LIST and LIST COLUMNS partitioning
LIST partitioning is similar to RANGE partitioning, where each partition is defined and selected based on the membership of a column value in one of a set of value lists, rather than in one of a set of contiguous ranges of values.
If you wish to use data types other than integers, you can use LIST COLUMNS.
Unlike the case with RANGE partitioning, there is no catch-all such as MAXVALUE; all expected values for the partitioning expression should be covered in the PARTITION expression.
If you want to divide the customers with certain zip codes in a partition, you can use LIST partitions:
CREATE TABLE customer (
customer_id INT,
zipcode INT,
city varchar(100),
PRIMARY KEY (customer_id, zipcode)
)
PARTITION BY LIST(zipcode) (
PARTITION pnorth VALUES IN (560030, 560007, 560051, 560084),
PARTITION peast VALUES IN (560040, 560008, 560061, 560085),
PARTITION pwest VALUES IN (560050, 560009, 560062, 560086),
PARTITION pcentral VALUES IN (560060, 560010, 560063, 560087)
);
If you wish to use the columns directly, rather than integers, you can use LIST COLUMNS:
DROP TABLE customer;
CREATE TABLE customer (
customer_id INT,
zipcode INT,
city varchar(100),
PRIMARY KEY (customer_id, city)
)
PARTITION BY LIST COLUMNS(city) (
PARTITION pnorth VALUES IN ('city1','city2','city3'),
PARTITION peast VALUES IN ('city4','city5','city6'),
PARTITION pwest VALUES IN ('city7','city8','city9'),
PARTITION pcentral VALUES IN ('city10','city11','city12')
);
HASH and LINEAR HASH partitioning
Partitioning by HASH is used primarily to ensure an even distribution of data among a predetermined number of partitions.

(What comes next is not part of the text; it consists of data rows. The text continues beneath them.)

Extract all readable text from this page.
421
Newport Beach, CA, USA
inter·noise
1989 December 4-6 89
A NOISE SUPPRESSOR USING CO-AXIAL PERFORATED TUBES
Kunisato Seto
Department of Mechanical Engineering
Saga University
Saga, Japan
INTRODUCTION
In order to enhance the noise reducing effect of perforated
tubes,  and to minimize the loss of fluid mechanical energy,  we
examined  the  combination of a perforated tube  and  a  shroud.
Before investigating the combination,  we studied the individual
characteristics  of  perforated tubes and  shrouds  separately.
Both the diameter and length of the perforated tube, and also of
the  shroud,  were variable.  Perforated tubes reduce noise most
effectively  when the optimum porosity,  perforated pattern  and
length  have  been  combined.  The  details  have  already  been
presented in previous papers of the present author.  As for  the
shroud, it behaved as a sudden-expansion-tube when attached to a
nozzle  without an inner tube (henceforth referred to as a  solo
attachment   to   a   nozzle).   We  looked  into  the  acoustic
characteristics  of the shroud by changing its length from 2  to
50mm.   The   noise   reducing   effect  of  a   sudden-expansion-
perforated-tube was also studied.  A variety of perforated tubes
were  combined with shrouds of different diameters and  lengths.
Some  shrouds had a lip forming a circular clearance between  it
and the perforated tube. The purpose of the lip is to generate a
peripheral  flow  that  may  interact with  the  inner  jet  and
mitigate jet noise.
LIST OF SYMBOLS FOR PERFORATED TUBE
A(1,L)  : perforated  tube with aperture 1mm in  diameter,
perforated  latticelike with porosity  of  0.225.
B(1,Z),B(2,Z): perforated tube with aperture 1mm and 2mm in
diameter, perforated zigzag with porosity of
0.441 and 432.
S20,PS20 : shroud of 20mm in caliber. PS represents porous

If you want to evenly distribute employees, instead of RANGE partitioning over YEAR(hire_date), you can use HASH of YEAR(hire_date) and specify the number of partitions. When PARTITION BY HASH is used, the storage engine determines which partition to use based on the modulus of the result of the expression.
DROP TABLE employees;
CREATE TABLE `employees` (
`emp_no` int(11) NOT NULL,
`birth_date` date NOT NULL,
`first_name` varchar(14) NOT NULL,
`last_name` varchar(16) NOT NULL,
`gender` enum('M','F') NOT NULL,
`hire_date` date NOT NULL,
`address` varchar(100) DEFAULT NULL,
PRIMARY KEY (`emp_no`,`hire_date`),
KEY `name` (`first_name`,`last_name`)
) ENGINE=InnoDB DEFAULT CHARSET=utf8mb4
PARTITION BY HASH(YEAR(hire_date))
PARTITIONS 8;
The most efficient hashing function is one which operates upon a single table column and whose value increases or decreases consistently with the column value.

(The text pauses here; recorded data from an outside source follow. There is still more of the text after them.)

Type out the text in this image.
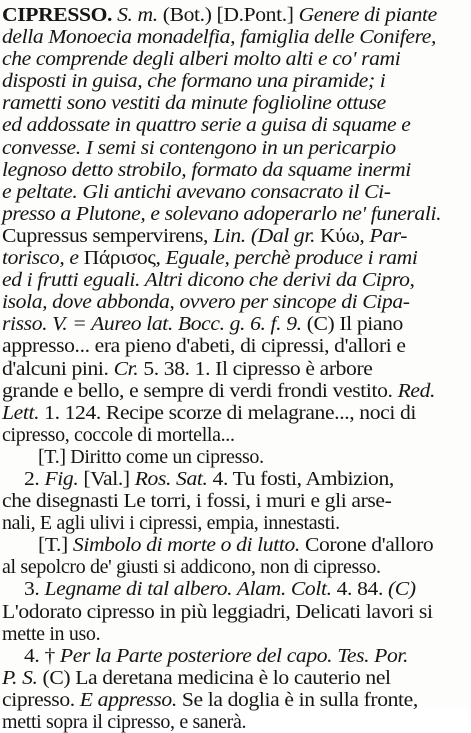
CIPRESSO. S. m. (Bot.) [D.Pont.] Genere di piante
della Monoecia monadelfia, famiglia delle Conifere,
che comprende degli alberi molto alti e co' rami
disposti in guisa, che formano una piramide; i
rametti sono vestiti da minute foglioline ottuse
ed addossate in quattro serie a guisa di squame e
convesse. I semi si contengono in un pericarpio
legnoso detto strobilo, formato da squame inermi
e peltate. Gli antichi avevano consacrato il Ci-
presso a Plutone, e solevano adoperarlo ne' funerali.
Cupressus sempervirens, Lin. (Dal gr. Κύω, Par-
torisco, e Πάρισος, Eguale, perchè produce i rami
ed i frutti eguali. Altri dicono che derivi da Cipro,
isola, dove abbonda, ovvero per sincope di Cipa-
risso. V. = Aureo lat. Bocc. g. 6. f. 9. (C) Il piano
appresso... era pieno d'abeti, di cipressi, d'allori e
d'alcuni pini. Cr. 5. 38. 1. Il cipresso è arbore
grande e bello, e sempre di verdi frondi vestito. Red.
Lett. 1. 124. Recipe scorze di melagrane..., noci di
cipresso, coccole di mortella...
[T.] Diritto come un cipresso.
2. Fig. [Val.] Ros. Sat. 4. Tu fosti, Ambizion,
che disegnasti Le torri, i fossi, i muri e gli arse-
nali, E agli ulivi i cipressi, empia, innestasti.
[T.] Simbolo di morte o di lutto. Corone d'alloro
al sepolcro de' giusti si addicono, non di cipresso.
3. Legname di tal albero. Alam. Colt. 4. 84. (C)
L'odorato cipresso in più leggiadri, Delicati lavori si
mette in uso.
4. † Per la Parte posteriore del capo. Tes. Por.
P. S. (C) La deretana medicina è lo cauterio nel
cipresso. E appresso. Se la doglia è in sulla fronte,
metti sopra il cipresso, e sanerà.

In LINEAR HASH partitioning, you can use the same syntax, except for adding a LINEAR keyword. Instead of a MODULUS operation, MySQL uses a powers-of-two algorithm for determining the partition. Refer to https://dev.mysql.com/doc/refman/8.0/en/partitioning-linear-hash.html for more details:
DROP TABLE employees;
CREATE TABLE `employees` (
`emp_no` int(11) NOT NULL,
`birth_date` date NOT NULL,
`first_name` varchar(14) NOT NULL,
`last_name` varchar(16) NOT NULL,
`gender` enum('M','F') NOT NULL,
`hire_date` date NOT NULL,
`address` varchar(100) DEFAULT NULL,
PRIMARY KEY (`emp_no`,`hire_date`),
KEY `name` (`first_name`,`last_name`)
) ENGINE=InnoDB DEFAULT CHARSET=utf8mb4
PARTITION BY LINEAR HASH(YEAR(hire_date))
PARTITIONS 8;
KEY and LINEAR KEY partitioning
Partitioning by key is similar to partitioning by hash, except that, where hash partitioning employs a user-defined expression, the hashing function for key partitioning is supplied by the MySQL server. This internal hashing function is based on the same algorithm as the PASSWORD() function.
DROP TABLE employees;
CREATE TABLE `employees` (
`emp_no` int(11) NOT NULL,
`birth_date` date NOT NULL,
`first_name` varchar(14) NOT NULL,
`last_name` varchar(16) NOT NULL,
`gender` enum('M','F') NOT NULL,
`hire_date` date NOT NULL,
`address` varchar(100) DEFAULT NULL,
PRIMARY KEY (`emp_no`,`hire_date`),
KEY `name` (`first_name`,`last_name`)
) ENGINE=InnoDB DEFAULT CHARSET=utf8mb4
PARTITION BY KEY()
PARTITIONS 8;
Subpartitioning
You can further divide each partition into a partitioned table. This is called subpartitioning or composite partitioning:
DROP TABLE employees;
CREATE TABLE `employees` (
`emp_no` int(11) NOT NULL,
`birth_date` date NOT NULL,
`first_name` varchar(14) NOT NULL,
`last_name` varchar(16) NOT NULL,
`gender` enum('M','F') NOT NULL,
`hire_date` date NOT NULL,
`address` varchar(100) DEFAULT NULL,
PRIMARY KEY (`emp_no`,`hire_date`),
KEY `name` (`first_name`,`last_name`)
) ENGINE=InnoDB DEFAULT CHARSET=utf8mb4
PARTITION BY RANGE( YEAR(hire_date) )
SUBPARTITION BY HASH(emp_no)
SUBPARTITIONS 4 (
PARTITION p0 VALUES LESS THAN (1990),
PARTITION p1 VALUES LESS THAN (2000),
PARTITION p2 VALUES LESS THAN (2010),
PARTITION p3 VALUES LESS THAN (2020),
PARTITION p4 VALUES LESS THAN MAXVALUE
);